People don’t buy from websites, they buy from people. They look at the reviews from real people to decide if yours is a good product. They click on the “about” page far more often than you might think. They want to see who runs the company and who hides away in the server room. They want to ensure you’re not destroying the world with their money. And if they find out you’ve been misbehaving, they will jump online and do their darndest to ensure it goes viral.
So talk like a person, not a machine. Show photos of your building, your staff, the people you’ve helped. Include information about community service efforts and success stories with details and photos. People want to support great businesses and the people behind those businesses, so stop hiding online – just because you’re not face-to-face doesn’t mean it has to be impersonal.
Integrate Everything
It’s no longer a viable option to work in only one medium. Mobile has opened up infinite possibilities for tying the real and online worlds together. If you place an ad in a magazine, include a QR code that allows them to download a free song. If you’ve got a blog, make a contest asking people to photograph all of your billboards. There’s no longer any excuse to leave Facebook, Twitter, etc. off your homepage – there are tons of gadgets out there to help you integrate and endless tools for using Facebook likes, etc. within your actual site. And best of all, most of it is free or inexpensive. You’ll get more out of that ad or billboard with a QR code and be able to track a portion of an audience you could only guess at before. It’s an exciting new world – play in all of it, online and off.
Be Specific and Tell Them Why
You need to have strategy behind everything. If someone clicks on an ad featuring someone biking, don’t send them to a page about runners. Keep with the biking theme – by clicking on your biking ad, they’ve told you something about themselves. Don’t let that lead go to waste by sending them somewhere generic like your homepage. Create targeted landing pages featuring specifics about what you want them to do when they do arrive and make a very clear call to action – a form, a download, a share button. When you’re creating a campaign, define your audience very specifically and decide what you want of that specific group.

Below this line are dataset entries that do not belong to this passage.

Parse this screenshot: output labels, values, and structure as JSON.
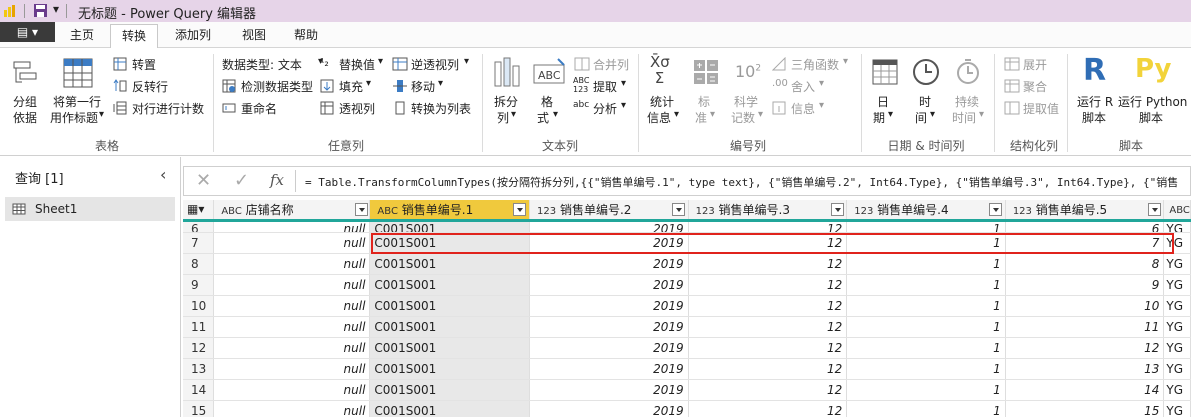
{
  "window": {
    "title": "无标题 - Power Query 编辑器",
    "title_bar_color": "#e6d4e8"
  },
  "tabs": {
    "file_label": "",
    "items": [
      {
        "label": "主页"
      },
      {
        "label": "转换"
      },
      {
        "label": "添加列"
      },
      {
        "label": "视图"
      },
      {
        "label": "帮助"
      }
    ],
    "active": "转换"
  },
  "ribbon": {
    "table_group": {
      "label": "表格",
      "group_by": "分组\n依据",
      "group_by_1": "分组",
      "group_by_2": "依据",
      "first_row_1": "将第一行",
      "first_row_2": "用作标题",
      "transpose": "转置",
      "reverse_rows": "反转行",
      "count_rows": "对行进行计数"
    },
    "any_column_group": {
      "label": "任意列",
      "data_type": "数据类型: 文本",
      "detect_type": "检测数据类型",
      "rename": "重命名",
      "replace_values": "替换值",
      "fill": "填充",
      "pivot_column": "透视列",
      "unpivot": "逆透视列",
      "move": "移动",
      "to_list": "转换为列表"
    },
    "text_column_group": {
      "label": "文本列",
      "split_1": "拆分",
      "split_2": "列",
      "format_1": "格",
      "format_2": "式",
      "merge_columns": "合并列",
      "extract": "提取",
      "parse": "分析"
    },
    "number_column_group": {
      "label": "编号列",
      "statistics_1": "统计",
      "statistics_2": "信息",
      "standard_1": "标",
      "standard_2": "准",
      "scientific_1": "科学",
      "scientific_2": "记数",
      "trig": "三角函数",
      "rounding": "舍入",
      "information": "信息"
    },
    "datetime_group": {
      "label": "日期 & 时间列",
      "date_1": "日",
      "date_2": "期",
      "time_1": "时",
      "time_2": "间",
      "duration_1": "持续",
      "duration_2": "时间"
    },
    "structured_group": {
      "label": "结构化列",
      "expand": "展开",
      "aggregate": "聚合",
      "extract_values": "提取值"
    },
    "script_group": {
      "label": "脚本",
      "run_r_1": "运行 R",
      "run_r_2": "脚本",
      "run_python_1": "运行 Python",
      "run_python_2": "脚本"
    }
  },
  "queries_pane": {
    "title": "查询 [1]",
    "items": [
      {
        "label": "Sheet1"
      }
    ]
  },
  "formula_bar": {
    "fx": "fx",
    "formula": "= Table.TransformColumnTypes(按分隔符拆分列,{{\"销售单编号.1\", type text}, {\"销售单编号.2\", Int64.Type}, {\"销售单编号.3\", Int64.Type}, {\"销售"
  },
  "grid": {
    "columns": [
      {
        "type": "ABC",
        "name": "店铺名称"
      },
      {
        "type": "ABC",
        "name": "销售单编号.1"
      },
      {
        "type": "123",
        "name": "销售单编号.2"
      },
      {
        "type": "123",
        "name": "销售单编号.3"
      },
      {
        "type": "123",
        "name": "销售单编号.4"
      },
      {
        "type": "123",
        "name": "销售单编号.5"
      },
      {
        "type": "ABC",
        "name": ""
      }
    ],
    "rows": [
      {
        "n": "6",
        "c1": "null",
        "c2": "C001S001",
        "c3": "2019",
        "c4": "12",
        "c5": "1",
        "c6": "6",
        "c7": "YG"
      },
      {
        "n": "7",
        "c1": "null",
        "c2": "C001S001",
        "c3": "2019",
        "c4": "12",
        "c5": "1",
        "c6": "7",
        "c7": "YG"
      },
      {
        "n": "8",
        "c1": "null",
        "c2": "C001S001",
        "c3": "2019",
        "c4": "12",
        "c5": "1",
        "c6": "8",
        "c7": "YG"
      },
      {
        "n": "9",
        "c1": "null",
        "c2": "C001S001",
        "c3": "2019",
        "c4": "12",
        "c5": "1",
        "c6": "9",
        "c7": "YG"
      },
      {
        "n": "10",
        "c1": "null",
        "c2": "C001S001",
        "c3": "2019",
        "c4": "12",
        "c5": "1",
        "c6": "10",
        "c7": "YG"
      },
      {
        "n": "11",
        "c1": "null",
        "c2": "C001S001",
        "c3": "2019",
        "c4": "12",
        "c5": "1",
        "c6": "11",
        "c7": "YG"
      },
      {
        "n": "12",
        "c1": "null",
        "c2": "C001S001",
        "c3": "2019",
        "c4": "12",
        "c5": "1",
        "c6": "12",
        "c7": "YG"
      },
      {
        "n": "13",
        "c1": "null",
        "c2": "C001S001",
        "c3": "2019",
        "c4": "12",
        "c5": "1",
        "c6": "13",
        "c7": "YG"
      },
      {
        "n": "14",
        "c1": "null",
        "c2": "C001S001",
        "c3": "2019",
        "c4": "12",
        "c5": "1",
        "c6": "14",
        "c7": "YG"
      },
      {
        "n": "15",
        "c1": "null",
        "c2": "C001S001",
        "c3": "2019",
        "c4": "12",
        "c5": "1",
        "c6": "15",
        "c7": "YG"
      }
    ],
    "selected_column": "销售单编号.1",
    "highlighted_row": "7",
    "accent_color": "#21a69a",
    "highlight_color": "#e0231c"
  }
}
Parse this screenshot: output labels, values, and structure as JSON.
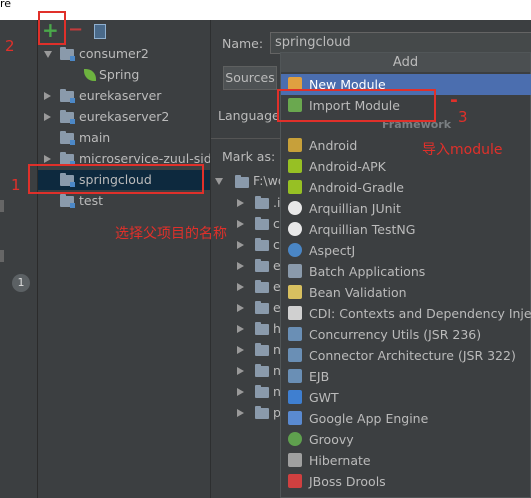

And don’t forget the Why. If you have a QR code or ad or Facebook page, tell them why they should scan or click or like you. What are they going to get out of it? If you’re just sending them to your homepage, they’ll likely not bother. Add value – like a free download – and you’ll see your campaigns becoming even more successful.
Stop Making Excuses and Get Online
Social media is not a fad. It’s not a department. It’s a multi-channel component of growth and innovation. How your brand is being lived out there is now what counts. It’s a free tool available to everyone – an invite to the party, where customers wait with the potential to go forth as brand ambassadors for you. So if you’re not there, you need to be. Stop making excuses and start.
Come up with a policy laying out the obvious rules – Best Buy has made theirs public if you need inspiration – and dive in. No one is going to remember your first tweet or post, so don’t dwell on it – just try something, then try something else. In a month, go back and look at what got retweets, likes or replies and try to figure out why. Adapt your strategy, try something, and try something else again. Social media is an endless game of guess and check. Everyone’s making it up – even those with millions of followers… promise. Start following other people to see what they’re doing. Retweet or share what others are saying. (And don’t forget the transparency piece from #1 – be human, don’t just share links. Share something human like an opinion too).
If someone asks you a question or comes to you with a concern, don’t be scared. Just deal with it in the same way you do offline – empower a customer service representative to engage directly with that client on behalf of the company. You’ve been running your business successfully for years – only now it’s 140 character press releases, customer service 2.0 and free branding. Stay transparent, respond in a timely manner, apply your business sense online, and you’ll be just fine. Really.